Shame -- what a terrible movie to show to a sensitive teenager.
Teenagers are very sensitive and can easily be influenced, positively or negatively. They hear what they want to hear. This dejected movie tells them, at least for the first 20 or so minutes, don't do homework, don’t fall into parents pressure, don't take any after school activity, or don't drive to be the best!
Tells the teachers: don't give homework, don't push them to learn, or don't ask the teens to do anything. The movie tells the parents: don't pressure your children to do their best, don't help them to pursue their dreams, and don't ask them to do anything. What should they do then? It is left to the viewer.
Right from the beginning, it is obvious that the amateur filmmaker Vicki Abeles, has been depressed, has had problems with her family, especially with medical and emotional problems of her own three children, and has been under the impression that the suicide of a teenager is related to school.
The first time movie maker claims that she is exploring the culture of high achievement within her own family, her Bay Area community and around the country. The one sided interviews with selected students, parents, teachers and academicians in a selected area (only four cities) points out the negatives of our educational process. And that is a shame.
But, certainly this is not her intention. The stated goal of the film is "to foster dialogue." What she wants to stress is the issues, problems, and test-centered education as a result of the no-child-left-behind idea. Then, if this is the case, why she does not point to the fact that these are the issues that the parents, teachers, and politicians need to be aware of and start to initiate a dialogue for change. Why the issue of homework is over emphasized? And why the movie, through repeated interviews with selected individuals claims that everything which goes wrong with teenagers, has to do with the pressure of overachievers. Is the suicide of a 13-year old student associated with a failing grade in a course? Couldn't it be related to the fact that she had been depressed for a while, but her parents did not realize it to get professional help? Couldn't it be related to the fact that any teenager can go through a critical period during the adolescence, but the teachers and parents need to be opening their eyes?
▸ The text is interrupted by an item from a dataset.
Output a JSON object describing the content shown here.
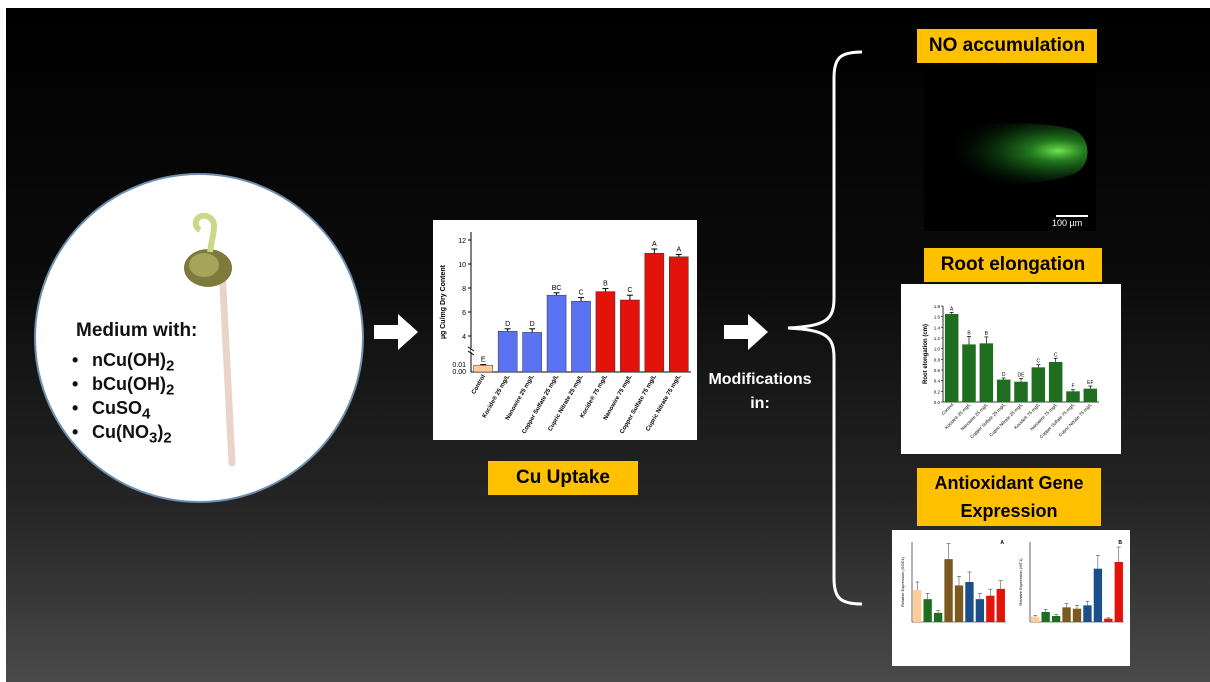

And finally, why the title of the movie is "Race to Nowhere", rather than being "Issues, Pay Attention?" Race to nowhere implies to the teenagers that there is no future, why bother.
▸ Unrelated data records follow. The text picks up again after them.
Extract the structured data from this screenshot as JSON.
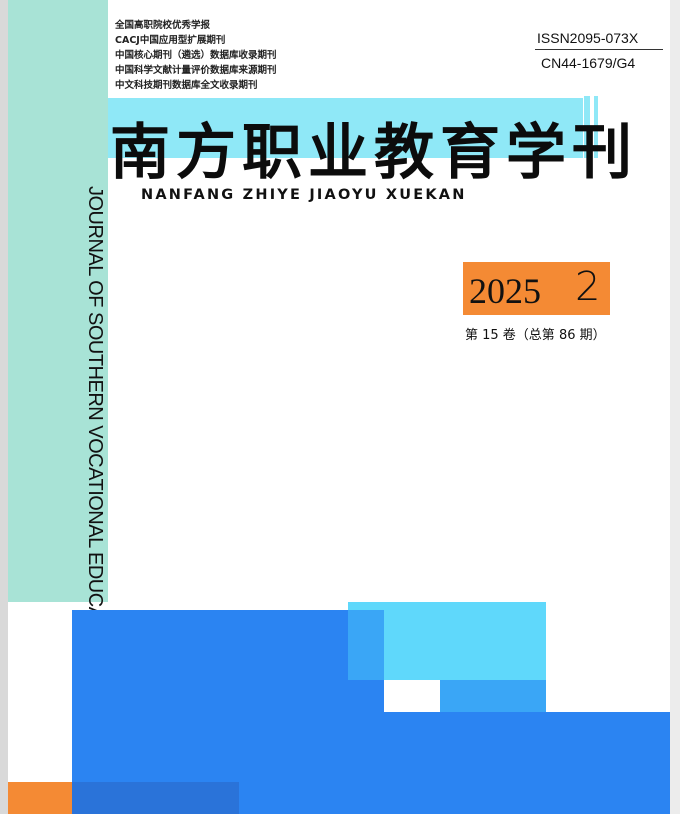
{
  "indexing": [
    "全国高职院校优秀学报",
    "CACJ中国应用型扩展期刊",
    "中国核心期刊（遴选）数据库收录期刊",
    "中国科学文献计量评价数据库来源期刊",
    "中文科技期刊数据库全文收录期刊"
  ],
  "issn": "ISSN2095-073X",
  "cn": "CN44-1679/G4",
  "title_cn": "南方职业教育学刊",
  "title_pinyin": "NANFANG ZHIYE JIAOYU XUEKAN",
  "title_en": "JOURNAL OF SOUTHERN VOCATIONAL EDUCATION",
  "year": "2025",
  "issue_number": "2",
  "volume": "第 15 卷（总第 86 期）",
  "colors": {
    "mint": "#a8e3d6",
    "cyan": "#8fe8f7",
    "orange": "#f48a34",
    "blue": "#2b84f2",
    "light_cyan": "#5fd8fb"
  }
}
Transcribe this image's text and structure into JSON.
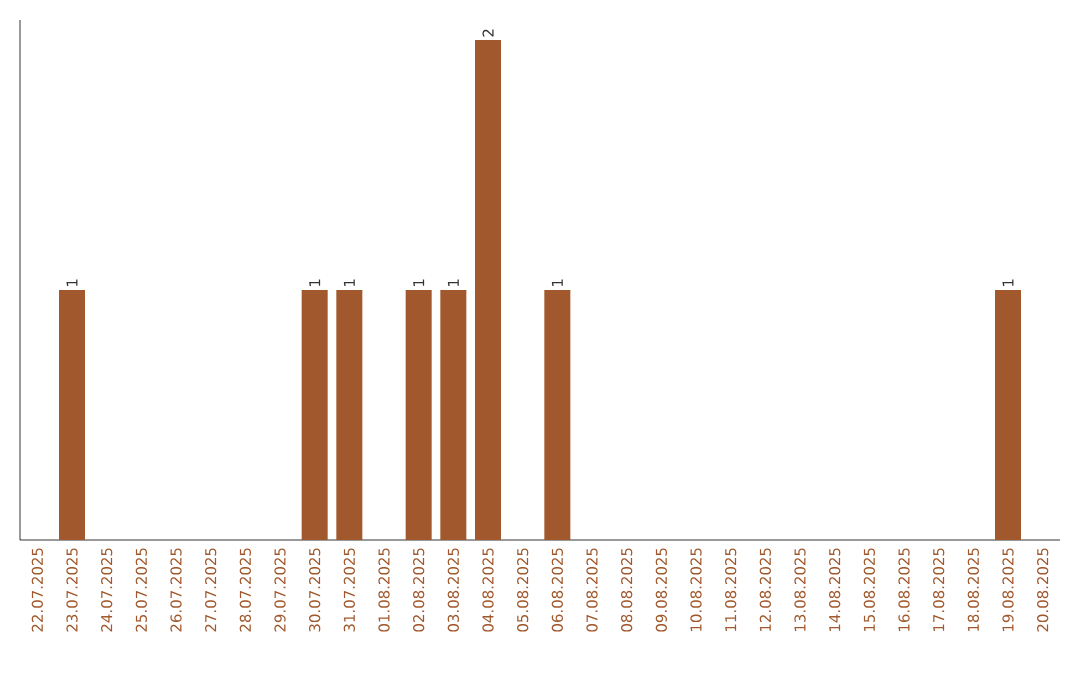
{
  "chart_data": {
    "type": "bar",
    "categories": [
      "22.07.2025",
      "23.07.2025",
      "24.07.2025",
      "25.07.2025",
      "26.07.2025",
      "27.07.2025",
      "28.07.2025",
      "29.07.2025",
      "30.07.2025",
      "31.07.2025",
      "01.08.2025",
      "02.08.2025",
      "03.08.2025",
      "04.08.2025",
      "05.08.2025",
      "06.08.2025",
      "07.08.2025",
      "08.08.2025",
      "09.08.2025",
      "10.08.2025",
      "11.08.2025",
      "12.08.2025",
      "13.08.2025",
      "14.08.2025",
      "15.08.2025",
      "16.08.2025",
      "17.08.2025",
      "18.08.2025",
      "19.08.2025",
      "20.08.2025"
    ],
    "values": [
      0,
      1,
      0,
      0,
      0,
      0,
      0,
      0,
      1,
      1,
      0,
      1,
      1,
      2,
      0,
      1,
      0,
      0,
      0,
      0,
      0,
      0,
      0,
      0,
      0,
      0,
      0,
      0,
      1,
      0
    ],
    "value_labels": [
      null,
      "1",
      null,
      null,
      null,
      null,
      null,
      null,
      "1",
      "1",
      null,
      "1",
      "1",
      "2",
      null,
      "1",
      null,
      null,
      null,
      null,
      null,
      null,
      null,
      null,
      null,
      null,
      null,
      null,
      "1",
      null
    ],
    "color": "#a0582c",
    "tick_labels": "x"
  }
}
Probably the intention of first time movie maker is to depict the issues that teenagers are facing, the problem with our educational systems or the need for change. Unfortunately, certain critical issues have been negatively overemphasized. How can a coach teach someone to play basketball? Certainly, not by recommending to sit on a couch and listen; rather, to ask the player to practice, and practice, and practice. What is the point of repeated interview of "homework" is bad? The point is the overdose of anything is bad.
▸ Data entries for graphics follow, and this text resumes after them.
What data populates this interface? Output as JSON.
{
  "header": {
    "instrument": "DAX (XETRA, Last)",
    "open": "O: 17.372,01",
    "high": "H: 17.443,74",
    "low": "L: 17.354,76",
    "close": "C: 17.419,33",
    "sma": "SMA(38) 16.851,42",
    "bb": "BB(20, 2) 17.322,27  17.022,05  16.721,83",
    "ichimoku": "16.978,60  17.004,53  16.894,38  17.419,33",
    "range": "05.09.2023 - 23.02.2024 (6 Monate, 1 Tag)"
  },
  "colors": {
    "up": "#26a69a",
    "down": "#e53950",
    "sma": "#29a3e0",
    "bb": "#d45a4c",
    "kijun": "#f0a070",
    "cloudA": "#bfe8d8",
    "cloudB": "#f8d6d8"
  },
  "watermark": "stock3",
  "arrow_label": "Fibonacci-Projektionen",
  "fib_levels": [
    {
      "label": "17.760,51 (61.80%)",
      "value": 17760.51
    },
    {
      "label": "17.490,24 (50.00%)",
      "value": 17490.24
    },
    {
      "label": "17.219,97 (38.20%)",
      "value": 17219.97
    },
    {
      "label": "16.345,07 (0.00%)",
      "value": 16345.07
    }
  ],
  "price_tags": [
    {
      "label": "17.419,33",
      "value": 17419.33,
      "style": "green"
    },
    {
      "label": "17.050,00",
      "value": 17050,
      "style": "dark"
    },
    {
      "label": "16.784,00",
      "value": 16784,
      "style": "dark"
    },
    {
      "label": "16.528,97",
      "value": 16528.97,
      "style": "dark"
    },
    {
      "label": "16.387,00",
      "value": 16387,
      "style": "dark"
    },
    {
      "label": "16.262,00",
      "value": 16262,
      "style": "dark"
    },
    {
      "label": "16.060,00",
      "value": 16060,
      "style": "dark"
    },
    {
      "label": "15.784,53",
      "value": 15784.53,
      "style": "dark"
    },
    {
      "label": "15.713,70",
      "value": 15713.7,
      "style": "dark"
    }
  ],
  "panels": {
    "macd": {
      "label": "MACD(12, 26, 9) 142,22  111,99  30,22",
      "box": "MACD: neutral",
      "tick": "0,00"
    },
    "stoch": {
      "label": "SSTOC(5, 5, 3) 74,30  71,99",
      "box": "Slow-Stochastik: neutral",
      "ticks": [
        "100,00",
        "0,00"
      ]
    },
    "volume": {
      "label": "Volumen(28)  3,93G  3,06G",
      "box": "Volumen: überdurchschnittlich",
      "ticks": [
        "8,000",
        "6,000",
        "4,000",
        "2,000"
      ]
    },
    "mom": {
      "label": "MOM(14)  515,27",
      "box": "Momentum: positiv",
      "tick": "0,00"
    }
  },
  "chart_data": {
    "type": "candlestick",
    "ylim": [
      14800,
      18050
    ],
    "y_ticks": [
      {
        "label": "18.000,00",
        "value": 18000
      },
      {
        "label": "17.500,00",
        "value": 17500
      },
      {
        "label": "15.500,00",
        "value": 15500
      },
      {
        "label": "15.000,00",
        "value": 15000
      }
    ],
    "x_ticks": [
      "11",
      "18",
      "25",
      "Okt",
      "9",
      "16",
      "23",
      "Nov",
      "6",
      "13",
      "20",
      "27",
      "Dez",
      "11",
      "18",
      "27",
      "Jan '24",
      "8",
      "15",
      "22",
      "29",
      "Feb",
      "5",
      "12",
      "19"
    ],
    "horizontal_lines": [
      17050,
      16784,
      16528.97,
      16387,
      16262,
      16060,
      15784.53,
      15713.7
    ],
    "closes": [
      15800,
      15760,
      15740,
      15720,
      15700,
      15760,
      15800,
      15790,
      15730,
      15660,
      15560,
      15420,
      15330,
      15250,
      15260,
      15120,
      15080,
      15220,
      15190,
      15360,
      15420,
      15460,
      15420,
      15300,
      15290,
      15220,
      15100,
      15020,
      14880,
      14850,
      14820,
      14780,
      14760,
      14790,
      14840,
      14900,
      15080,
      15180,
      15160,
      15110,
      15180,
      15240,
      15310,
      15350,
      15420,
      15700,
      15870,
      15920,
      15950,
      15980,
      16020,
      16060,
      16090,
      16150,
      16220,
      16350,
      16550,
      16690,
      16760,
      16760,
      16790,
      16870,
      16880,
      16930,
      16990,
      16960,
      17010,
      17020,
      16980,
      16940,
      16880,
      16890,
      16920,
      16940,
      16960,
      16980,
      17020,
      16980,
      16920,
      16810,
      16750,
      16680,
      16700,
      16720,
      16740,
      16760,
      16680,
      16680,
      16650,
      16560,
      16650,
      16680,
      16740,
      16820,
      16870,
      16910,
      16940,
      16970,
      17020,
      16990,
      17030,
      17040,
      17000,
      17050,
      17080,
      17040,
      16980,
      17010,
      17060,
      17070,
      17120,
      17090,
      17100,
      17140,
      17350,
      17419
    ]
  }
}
Finally, she gets it right; at the end of the movie, she summarizes the main points in a writing form; for example parents should ask children how they feel, reduce performance pressure, or know the signs of childhood depression; educators should evaluate each student on an individual basis, engage students in learning, or recognize the unique talents of each individual. Students should speak to the adults, get plenty of sleep, or do things that they enjoy.